К счастью, мы недолго прожили на дне описанного мной оврага и вскоре (уже не помню, в силу каких причин) переехали в один из окраинных районов Киева, именовавшийся в те времена Шулявкой, на Борщаговскую улицу, № 70. Почему-то мне запомнился этот номер: может быть, потому, что число было круглое, то есть заканчивающееся нулем. Дом здесь был тоже одноэтажный, и квартиры были устроены по тому же принципу, что и на Глубочицкой улице, то есть сначала сени, потом полутемная кухня с окном, выходящим в сени, потом комната. Разница заключалась в том, что и сени, и кухня, и комната были немного просторнее. А главное, не было торчащей под самым носом и закрывавшей доступ свету стены оврага. Выйдя из сеней, теперь уже можно было увидеть не подножие обрыва, а невысокий деревянный заборчик, за которым весело зеленел сад: яблони, груши, сливы, вишни, кусты смородины и малины. В комнате было два окна, выходивших во двор (дом стоял во дворе). Под окнами росла большая черемуха. Весной она зацветала так пышно, что казалось - это уже не дерево, а белое облако, каким-то чудом опустившееся на землю. Летом все дерево было осыпано темно-синими, почти черными ягодами величиной с горошину, которые мы поедали в огромных количествах. А зимой... О! Зимой было самое интересное, потому что на черемухе в это время года бывали частыми гостями снегири. Их хорошо можно было разглядеть, если забраться на подоконник и прижаться лицом к стеклу так, чтоб видеть верхние ветки дерева. Много лет прошло с тех пор, но я и сейчас очень легко представляю себе эту сказочную картину. На ней лишь одни голые, корявые темно-серые ветки черемухи, опушенные сверху белым снежком, а на ветках сидят красногрудые птички.

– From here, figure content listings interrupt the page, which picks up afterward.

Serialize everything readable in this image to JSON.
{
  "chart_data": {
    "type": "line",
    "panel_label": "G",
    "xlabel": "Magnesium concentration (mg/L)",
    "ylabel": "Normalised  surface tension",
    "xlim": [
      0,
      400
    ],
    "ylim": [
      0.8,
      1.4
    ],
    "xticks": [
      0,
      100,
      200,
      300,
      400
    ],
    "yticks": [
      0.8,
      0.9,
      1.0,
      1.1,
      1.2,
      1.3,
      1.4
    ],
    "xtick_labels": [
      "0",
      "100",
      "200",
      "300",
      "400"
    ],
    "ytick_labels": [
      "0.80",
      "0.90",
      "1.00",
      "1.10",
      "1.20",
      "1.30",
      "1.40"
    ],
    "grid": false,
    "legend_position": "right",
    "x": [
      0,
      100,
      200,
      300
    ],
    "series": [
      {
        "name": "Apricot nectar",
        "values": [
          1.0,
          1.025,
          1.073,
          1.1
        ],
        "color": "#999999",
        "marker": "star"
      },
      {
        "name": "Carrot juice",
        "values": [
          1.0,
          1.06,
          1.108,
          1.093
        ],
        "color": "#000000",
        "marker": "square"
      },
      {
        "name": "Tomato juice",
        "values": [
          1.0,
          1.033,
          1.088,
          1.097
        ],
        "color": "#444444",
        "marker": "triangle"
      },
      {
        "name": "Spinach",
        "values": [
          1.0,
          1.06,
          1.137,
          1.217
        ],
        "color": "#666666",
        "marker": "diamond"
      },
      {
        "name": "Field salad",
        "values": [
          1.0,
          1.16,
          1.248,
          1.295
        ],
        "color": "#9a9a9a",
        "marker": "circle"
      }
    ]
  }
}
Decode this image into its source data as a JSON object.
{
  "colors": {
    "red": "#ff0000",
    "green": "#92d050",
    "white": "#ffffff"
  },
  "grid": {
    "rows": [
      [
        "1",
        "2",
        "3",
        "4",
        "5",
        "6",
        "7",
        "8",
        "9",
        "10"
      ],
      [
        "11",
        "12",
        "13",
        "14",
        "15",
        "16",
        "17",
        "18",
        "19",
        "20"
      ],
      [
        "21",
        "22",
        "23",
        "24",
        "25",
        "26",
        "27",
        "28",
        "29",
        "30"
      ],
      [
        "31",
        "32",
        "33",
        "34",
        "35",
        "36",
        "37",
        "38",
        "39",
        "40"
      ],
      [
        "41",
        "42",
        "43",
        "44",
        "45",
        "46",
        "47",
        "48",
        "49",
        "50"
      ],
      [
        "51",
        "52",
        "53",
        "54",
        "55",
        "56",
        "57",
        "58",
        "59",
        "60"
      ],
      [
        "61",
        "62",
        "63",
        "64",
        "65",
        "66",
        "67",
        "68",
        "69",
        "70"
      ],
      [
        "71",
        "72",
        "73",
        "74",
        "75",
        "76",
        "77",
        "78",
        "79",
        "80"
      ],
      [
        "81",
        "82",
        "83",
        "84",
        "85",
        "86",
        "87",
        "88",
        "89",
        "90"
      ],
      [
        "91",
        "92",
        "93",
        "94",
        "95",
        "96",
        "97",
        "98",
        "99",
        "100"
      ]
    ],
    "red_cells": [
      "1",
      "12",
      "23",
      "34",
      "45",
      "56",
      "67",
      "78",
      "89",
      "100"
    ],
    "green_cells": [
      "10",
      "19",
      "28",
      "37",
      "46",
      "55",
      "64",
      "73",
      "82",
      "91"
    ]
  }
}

Милые друзья моего детства, мои милые снегири! Как я мечтал поймать хоть одного из вас и держать дома в клетке! Я воображал, что был бы самым счастливым человеком на свете, если бы мне подарили вдруг снегиря. Но мое детство так и прошло без снегиря. Никто никогда не дарил мне ни снегиря, ни какой-нибудь другой птички в клетке. Но я не жалею об этом. Я даже рад, что никогда не сажал вольную птицу в клетку, не держал ее взаперти, в то время как она могла летать и наслаждаться свободой.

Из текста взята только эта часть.